I couldn’t let her go on thinking that for a second longer. I needed to hold her, rock her in my arms and tell her how much I loved her. She might not have won the lottery by getting me for a mom, but I’d sure won something amazing the day the doctors had put her in my arms.

Swallowing back yet another sob, I lifted my head and nodded. “O-okay,” I muttered and saw relief flood Nik’s face.

He gave me a grim smile and linked our fingers together as he pulled me out of the room. Drake, Shane, and Jesse followed us out and onto the elevator. None of them spoke a word as we rode down to the ground floor. I could feel the tension rolling off of all four of my guys, but for once I couldn’t do anything to help ease their minds. I was useless right then. To them. To Mia.

To myself.

The ride back to the buses was short and quiet. I held onto Nik’s hand like the lifeline it was for me. His thumb rubbed small circles on the back of my hand and normally it would have soothed me, but not today. Maybe not ever again. I couldn’t understand how he couldn’t hate me when I was full of so much of it at myself. How could he still love me after I’d put our child at risk? How?

I wanted to scream the question at him, but was too scared of his answer. Maybe he didn’t love me anymore after this, and I knew I would have deserved that, but I was desperate to hold on to it. If I didn’t ask him, then I could live in blissful ignorance.

Reaching the buses, I took my time getting out of the back of the SUV one of Seller’s men had driven us in. The four big men stood waiting for me as I stepped down, blocking my path to the bus that I’d called home for the entire summer. I kept my gaze lowered, not having the strength to look any one of them in the eyes and see the loathing that I knew must be there.

When I tried to move around Jesse, he caught hold of my arm and held on just tight enough to let me know he meant business.

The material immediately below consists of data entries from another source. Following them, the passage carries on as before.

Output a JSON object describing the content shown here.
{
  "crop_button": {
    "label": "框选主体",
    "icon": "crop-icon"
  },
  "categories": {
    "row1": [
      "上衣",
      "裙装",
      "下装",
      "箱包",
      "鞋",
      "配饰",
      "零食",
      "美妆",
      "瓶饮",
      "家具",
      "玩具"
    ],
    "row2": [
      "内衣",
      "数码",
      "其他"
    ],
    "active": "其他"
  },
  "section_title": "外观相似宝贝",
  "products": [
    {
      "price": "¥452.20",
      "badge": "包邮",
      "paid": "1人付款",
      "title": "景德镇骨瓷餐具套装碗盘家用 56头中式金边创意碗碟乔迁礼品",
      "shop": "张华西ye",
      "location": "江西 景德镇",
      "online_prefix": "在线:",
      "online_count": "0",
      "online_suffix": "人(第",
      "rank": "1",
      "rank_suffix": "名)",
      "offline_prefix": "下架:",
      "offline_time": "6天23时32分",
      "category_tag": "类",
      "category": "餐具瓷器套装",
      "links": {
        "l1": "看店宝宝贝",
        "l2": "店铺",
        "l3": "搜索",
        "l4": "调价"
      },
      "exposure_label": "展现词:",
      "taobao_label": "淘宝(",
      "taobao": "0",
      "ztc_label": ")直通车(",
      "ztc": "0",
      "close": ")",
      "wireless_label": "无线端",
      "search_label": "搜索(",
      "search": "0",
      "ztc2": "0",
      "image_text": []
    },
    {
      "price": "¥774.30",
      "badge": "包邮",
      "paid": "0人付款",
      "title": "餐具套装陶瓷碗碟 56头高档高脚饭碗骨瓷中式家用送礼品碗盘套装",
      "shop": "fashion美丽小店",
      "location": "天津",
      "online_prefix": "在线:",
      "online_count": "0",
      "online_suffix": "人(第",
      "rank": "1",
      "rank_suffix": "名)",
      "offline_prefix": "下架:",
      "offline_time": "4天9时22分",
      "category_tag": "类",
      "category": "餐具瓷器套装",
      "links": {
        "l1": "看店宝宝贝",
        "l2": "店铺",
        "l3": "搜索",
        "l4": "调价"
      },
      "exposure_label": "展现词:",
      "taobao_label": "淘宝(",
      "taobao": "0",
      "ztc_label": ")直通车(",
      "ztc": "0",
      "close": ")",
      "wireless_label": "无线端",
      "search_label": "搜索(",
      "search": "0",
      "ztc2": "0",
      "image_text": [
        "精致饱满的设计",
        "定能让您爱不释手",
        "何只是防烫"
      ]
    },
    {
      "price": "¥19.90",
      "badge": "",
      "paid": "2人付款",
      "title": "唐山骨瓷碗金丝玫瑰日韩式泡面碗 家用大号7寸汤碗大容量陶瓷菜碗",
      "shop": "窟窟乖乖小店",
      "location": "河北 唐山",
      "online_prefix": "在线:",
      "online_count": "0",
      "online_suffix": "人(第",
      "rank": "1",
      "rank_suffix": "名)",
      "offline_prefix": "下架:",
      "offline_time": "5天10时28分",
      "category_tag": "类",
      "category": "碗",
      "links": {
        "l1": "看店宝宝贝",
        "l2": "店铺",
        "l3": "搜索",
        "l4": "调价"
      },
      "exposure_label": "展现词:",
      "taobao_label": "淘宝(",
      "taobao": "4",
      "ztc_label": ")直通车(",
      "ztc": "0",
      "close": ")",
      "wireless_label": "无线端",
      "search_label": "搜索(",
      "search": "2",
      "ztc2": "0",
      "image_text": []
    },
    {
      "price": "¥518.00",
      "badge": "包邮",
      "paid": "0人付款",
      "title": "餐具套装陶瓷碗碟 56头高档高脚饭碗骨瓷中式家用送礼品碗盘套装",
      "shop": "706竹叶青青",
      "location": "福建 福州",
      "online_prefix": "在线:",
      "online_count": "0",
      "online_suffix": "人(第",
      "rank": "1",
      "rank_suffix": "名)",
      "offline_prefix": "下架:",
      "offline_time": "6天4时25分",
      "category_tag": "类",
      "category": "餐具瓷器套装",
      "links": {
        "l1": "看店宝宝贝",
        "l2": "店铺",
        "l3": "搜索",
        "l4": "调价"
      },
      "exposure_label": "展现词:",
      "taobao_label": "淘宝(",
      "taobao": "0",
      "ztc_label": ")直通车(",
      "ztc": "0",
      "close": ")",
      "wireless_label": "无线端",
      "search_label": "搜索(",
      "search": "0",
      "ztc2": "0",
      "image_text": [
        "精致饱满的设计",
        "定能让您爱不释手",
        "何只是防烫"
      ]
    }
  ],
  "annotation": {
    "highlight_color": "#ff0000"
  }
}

I’d never had a father before, but if anyone had ever been a father-like figure in my life, it was Jesse Thornton. He had loved me like his own from the time I was five. I felt Nik’s heat at my back and saw Shane and Drake coming up on either side of me. They were all ganging up on me all of a sudden.

Jesse lifted his free hand and cupped my chin, lifting my head and forcing me to look him in the eye. “I can see the wheels turning in that pretty head of yours, Em. Listen to me. This wasn’t your fault. It wasn’t yours, or Mia’s or Shane’s. The only blame is on the bitch who did this to us. And she did it to us all, honey. We’re a family and that means we all stick together, no matter what.” His eyes were midnight black, and I knew his pain matched my own and that they were all feeling the same thing I was. Violated. Scared. Pissed the fuck off. “I love you, Emmie. We all love you. Don’t you forget that, do you hear me? Don’t forget that. Nothing you do will ever change that. Nothing. I swear it.”